Derwent Water – Our Lakes series
Images by Andrew Locking
If it wasn’t for the passage of time, weather and erosion we may never have ever featured Derwent Water as part of ‘Our Lakes’ series.
It was once part of a much larger lake which would have merited nothing more than a few extra words in our Bassenthwaite feature earlier this year. But as the surrounding fells succumbed to the elements, their sediment formed an alluvial plain that separates the two bodies of water that are now only connected by the River Derwent.
Given the lengthy timeframe and the fact that Seathwaite further up the Borrowdale valley is the wettest inhabited place in England, it will come as no surprise that water has shaped this area so drastically.
We are left with one of the most stunning lakes in our region. Pick any shore and the view is majestic. Derwent water nestles beneath Borrowdale’s mountains to the south; Newlands on the west, Skiddaw further north and is watched over by the fells of Derwent and Castlerigg. The lake was described by John Keats as being “shut in with rich-toned mountains”.
It’s the Lake District’s third-largest body of water at 3 miles long, 1 mile wide and it shelters numerous islands. Lord’s, Derwent and St Herbert’s are the largest.
Lord’s Island was once home to of Earl of Derwentwater and the ruins of the great house can still be seen. Not only was there a fine home there was also a drawbridge which was used to cross to the mainland. The house fell into a state of disrepair and eventually the stone was used to make the Moot Hall in the market square.

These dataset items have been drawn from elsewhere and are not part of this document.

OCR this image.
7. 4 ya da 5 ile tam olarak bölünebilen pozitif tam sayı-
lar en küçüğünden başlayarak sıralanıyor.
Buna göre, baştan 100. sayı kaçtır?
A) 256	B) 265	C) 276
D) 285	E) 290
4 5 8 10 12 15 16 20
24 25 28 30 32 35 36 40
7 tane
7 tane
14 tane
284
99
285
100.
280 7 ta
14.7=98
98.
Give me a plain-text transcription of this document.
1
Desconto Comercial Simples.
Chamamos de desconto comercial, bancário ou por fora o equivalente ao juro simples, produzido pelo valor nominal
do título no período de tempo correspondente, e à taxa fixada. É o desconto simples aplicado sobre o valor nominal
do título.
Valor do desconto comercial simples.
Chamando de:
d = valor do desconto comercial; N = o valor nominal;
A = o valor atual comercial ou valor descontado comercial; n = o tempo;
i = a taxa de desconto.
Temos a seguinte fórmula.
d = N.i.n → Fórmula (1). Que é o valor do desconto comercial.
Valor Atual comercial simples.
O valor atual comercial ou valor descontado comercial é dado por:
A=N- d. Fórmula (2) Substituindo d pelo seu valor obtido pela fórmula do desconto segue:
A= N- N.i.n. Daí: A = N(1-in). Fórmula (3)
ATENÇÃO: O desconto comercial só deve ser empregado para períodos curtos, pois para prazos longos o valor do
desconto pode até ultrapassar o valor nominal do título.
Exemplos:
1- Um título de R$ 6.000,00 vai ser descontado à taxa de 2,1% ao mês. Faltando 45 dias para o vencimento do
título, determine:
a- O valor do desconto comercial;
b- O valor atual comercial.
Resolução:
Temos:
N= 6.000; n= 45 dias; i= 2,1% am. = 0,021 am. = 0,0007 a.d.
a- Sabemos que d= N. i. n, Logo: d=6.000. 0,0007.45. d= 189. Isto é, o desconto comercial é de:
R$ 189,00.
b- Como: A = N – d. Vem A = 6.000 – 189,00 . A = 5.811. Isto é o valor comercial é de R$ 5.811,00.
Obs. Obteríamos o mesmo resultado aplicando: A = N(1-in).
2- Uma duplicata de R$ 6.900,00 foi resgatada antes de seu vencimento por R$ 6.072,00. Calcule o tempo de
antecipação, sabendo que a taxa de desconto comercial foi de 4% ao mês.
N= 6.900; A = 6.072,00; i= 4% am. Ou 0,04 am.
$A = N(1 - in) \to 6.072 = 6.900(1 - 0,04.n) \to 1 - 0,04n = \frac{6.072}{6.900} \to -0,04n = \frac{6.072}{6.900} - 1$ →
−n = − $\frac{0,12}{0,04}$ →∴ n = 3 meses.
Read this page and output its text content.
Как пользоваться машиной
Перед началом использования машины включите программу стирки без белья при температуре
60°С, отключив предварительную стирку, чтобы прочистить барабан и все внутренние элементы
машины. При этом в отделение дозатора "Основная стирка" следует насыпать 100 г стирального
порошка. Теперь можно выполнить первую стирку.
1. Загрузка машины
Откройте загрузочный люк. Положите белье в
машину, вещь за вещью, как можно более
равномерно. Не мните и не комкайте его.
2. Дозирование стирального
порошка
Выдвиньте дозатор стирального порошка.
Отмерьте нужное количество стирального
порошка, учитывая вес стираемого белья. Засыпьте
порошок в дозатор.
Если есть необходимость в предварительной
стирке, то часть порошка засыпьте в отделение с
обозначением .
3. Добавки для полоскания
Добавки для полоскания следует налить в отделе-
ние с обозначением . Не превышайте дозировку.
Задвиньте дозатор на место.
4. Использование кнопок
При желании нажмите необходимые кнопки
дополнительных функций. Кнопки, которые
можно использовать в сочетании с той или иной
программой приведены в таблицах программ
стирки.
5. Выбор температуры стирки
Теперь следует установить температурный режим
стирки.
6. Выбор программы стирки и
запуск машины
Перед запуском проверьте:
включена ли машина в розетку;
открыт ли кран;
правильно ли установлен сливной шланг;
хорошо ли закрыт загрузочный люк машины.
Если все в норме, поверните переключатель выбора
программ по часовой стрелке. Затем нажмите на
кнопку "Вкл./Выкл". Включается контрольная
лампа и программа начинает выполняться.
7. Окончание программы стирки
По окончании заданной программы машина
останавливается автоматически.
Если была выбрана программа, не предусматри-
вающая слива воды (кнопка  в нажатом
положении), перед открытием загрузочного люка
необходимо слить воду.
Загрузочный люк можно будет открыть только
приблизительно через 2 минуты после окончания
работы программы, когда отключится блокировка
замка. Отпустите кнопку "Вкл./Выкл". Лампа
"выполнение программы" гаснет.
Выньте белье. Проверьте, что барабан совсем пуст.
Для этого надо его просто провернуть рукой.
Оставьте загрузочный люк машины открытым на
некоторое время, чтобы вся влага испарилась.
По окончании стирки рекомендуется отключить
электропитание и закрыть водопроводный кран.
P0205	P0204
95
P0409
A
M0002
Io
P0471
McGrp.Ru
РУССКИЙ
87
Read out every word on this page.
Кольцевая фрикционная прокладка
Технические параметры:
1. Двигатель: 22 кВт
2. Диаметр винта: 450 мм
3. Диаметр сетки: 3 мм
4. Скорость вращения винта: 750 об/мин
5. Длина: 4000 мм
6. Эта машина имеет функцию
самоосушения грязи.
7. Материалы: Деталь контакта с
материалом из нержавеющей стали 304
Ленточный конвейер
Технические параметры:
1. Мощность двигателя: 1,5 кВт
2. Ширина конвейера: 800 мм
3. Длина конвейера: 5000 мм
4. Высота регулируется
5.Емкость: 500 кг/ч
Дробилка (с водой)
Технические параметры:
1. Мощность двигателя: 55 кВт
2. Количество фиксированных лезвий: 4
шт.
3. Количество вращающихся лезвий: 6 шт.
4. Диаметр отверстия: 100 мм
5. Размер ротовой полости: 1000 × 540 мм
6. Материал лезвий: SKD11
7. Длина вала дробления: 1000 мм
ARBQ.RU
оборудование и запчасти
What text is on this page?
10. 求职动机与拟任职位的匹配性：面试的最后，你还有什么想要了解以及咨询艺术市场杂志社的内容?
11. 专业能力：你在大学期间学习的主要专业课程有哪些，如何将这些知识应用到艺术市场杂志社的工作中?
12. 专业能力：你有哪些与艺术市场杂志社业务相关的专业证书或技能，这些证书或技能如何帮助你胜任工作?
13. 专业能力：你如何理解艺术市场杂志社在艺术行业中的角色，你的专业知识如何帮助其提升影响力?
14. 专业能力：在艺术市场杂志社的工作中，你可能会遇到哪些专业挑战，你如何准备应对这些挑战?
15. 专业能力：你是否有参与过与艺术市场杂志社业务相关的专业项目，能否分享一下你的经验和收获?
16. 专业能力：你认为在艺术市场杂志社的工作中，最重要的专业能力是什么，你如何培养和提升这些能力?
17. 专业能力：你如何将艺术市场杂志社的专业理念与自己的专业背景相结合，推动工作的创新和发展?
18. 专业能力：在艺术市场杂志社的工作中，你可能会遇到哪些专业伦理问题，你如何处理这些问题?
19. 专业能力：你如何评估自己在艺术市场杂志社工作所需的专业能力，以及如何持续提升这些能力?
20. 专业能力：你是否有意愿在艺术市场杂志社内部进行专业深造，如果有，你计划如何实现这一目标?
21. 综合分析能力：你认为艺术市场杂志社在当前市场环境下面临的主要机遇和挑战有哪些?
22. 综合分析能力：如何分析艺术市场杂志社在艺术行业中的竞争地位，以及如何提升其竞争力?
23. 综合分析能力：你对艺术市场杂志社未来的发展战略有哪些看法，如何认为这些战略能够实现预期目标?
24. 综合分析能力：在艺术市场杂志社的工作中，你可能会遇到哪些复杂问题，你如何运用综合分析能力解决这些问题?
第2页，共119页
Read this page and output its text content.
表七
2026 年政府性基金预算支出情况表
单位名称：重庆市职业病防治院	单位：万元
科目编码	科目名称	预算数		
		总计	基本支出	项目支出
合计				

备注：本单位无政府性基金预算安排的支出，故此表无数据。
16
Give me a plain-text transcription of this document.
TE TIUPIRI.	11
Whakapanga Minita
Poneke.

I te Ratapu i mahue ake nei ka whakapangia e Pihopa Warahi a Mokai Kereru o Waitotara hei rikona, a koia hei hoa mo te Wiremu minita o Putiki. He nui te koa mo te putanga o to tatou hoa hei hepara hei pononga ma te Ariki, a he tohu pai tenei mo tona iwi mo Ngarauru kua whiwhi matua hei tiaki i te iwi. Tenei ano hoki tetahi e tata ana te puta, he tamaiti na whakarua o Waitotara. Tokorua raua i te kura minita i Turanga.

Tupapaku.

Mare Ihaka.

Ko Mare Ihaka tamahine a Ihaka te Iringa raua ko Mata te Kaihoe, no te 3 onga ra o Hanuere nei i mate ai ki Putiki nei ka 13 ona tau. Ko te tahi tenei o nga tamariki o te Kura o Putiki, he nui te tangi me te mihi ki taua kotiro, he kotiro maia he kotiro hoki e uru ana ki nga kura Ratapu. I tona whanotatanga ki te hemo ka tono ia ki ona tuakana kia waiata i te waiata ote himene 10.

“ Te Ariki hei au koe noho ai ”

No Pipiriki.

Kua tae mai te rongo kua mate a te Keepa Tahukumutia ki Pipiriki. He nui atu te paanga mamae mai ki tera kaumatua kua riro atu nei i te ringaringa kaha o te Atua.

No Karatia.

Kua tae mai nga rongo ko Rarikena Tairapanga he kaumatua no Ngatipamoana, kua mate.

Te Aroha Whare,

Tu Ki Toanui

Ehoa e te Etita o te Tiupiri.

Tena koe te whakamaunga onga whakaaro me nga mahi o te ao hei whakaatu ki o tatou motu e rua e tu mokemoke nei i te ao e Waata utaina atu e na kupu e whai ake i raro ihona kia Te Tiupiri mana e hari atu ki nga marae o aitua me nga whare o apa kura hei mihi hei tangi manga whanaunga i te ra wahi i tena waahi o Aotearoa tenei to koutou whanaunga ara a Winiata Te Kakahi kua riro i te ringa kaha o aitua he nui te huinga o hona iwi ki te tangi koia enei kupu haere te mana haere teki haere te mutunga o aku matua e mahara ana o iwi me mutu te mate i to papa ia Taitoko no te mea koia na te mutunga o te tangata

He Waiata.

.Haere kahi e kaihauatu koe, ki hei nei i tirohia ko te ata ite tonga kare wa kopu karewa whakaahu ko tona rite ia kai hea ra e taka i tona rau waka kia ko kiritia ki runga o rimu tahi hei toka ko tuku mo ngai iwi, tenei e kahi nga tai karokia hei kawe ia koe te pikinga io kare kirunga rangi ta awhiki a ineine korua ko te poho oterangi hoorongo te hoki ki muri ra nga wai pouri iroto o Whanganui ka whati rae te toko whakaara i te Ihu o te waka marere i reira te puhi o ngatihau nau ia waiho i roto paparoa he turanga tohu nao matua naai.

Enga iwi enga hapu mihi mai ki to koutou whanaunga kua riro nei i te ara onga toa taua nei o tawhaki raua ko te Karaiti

Local legend claims the Countess of Derwentwater fled the island after the arrest of her husband for his part in the Jacobite rebellion of 1715. The story goes that she was carrying a fortune in jewels which were lost during her ascent of Walla Crag which gave rise to the name “Lady’s Rake”.
St Herbert’s is the largest and is named after the hermit who lived there in the 7th Century. The remains of his “cell” can still be discovered in the undergrowth today and it’s somewhat ironic that a simple man who chose to live a life of isolation is now a saint and a legend 1300 years after his death.
Opposite the Launch is Derwent Island. It’s prohibited to land here, the house is owned by the National Trust and rented out to private tenants. It was originally owned by Fountains Abbey but with the dissolution of the monasteries it was sold to a mining company and in 1778 Joseph Pocklington bought it for £300. He built a house, boathouse, fort, battery and druid circle. Pocklington held annual regattas on the lake where he fired cannon and the small fort was used for mock battles.
Further along is Friars Crag viewpoint, it has stunning views of the lake and Borrowdale valley. Described by John Ruskin ‘as one of the three or four most beautiful views in Europe’, it’s very popular with photographers and was said to be the departure point for monks sailing to St Herbert’s Island on pilgrimage.
The Derwent also has a mysterious floating island. It’s not permanent and was known to rise during periods of heavy rainfall when water tumbling down the steep mountains agitated the lake bottom in the shallow south-east corner. Not far from Lodore a mass of soil and decayed vegetation rises when it was distended with gases and sinks again once it was released and the waters calmed. At times the island covered as much as half an acre and in the year 1831, it was seen from June 10 through to September 24.
Derwent Water’s name may come from a Celtic word meaning ‘Clear Water’ or from an Old English term meaning a region abundant with oak trees but whatever the origin, Derwent Water and its surroundings, certainly has an abundance of both and is one of our finest lakes.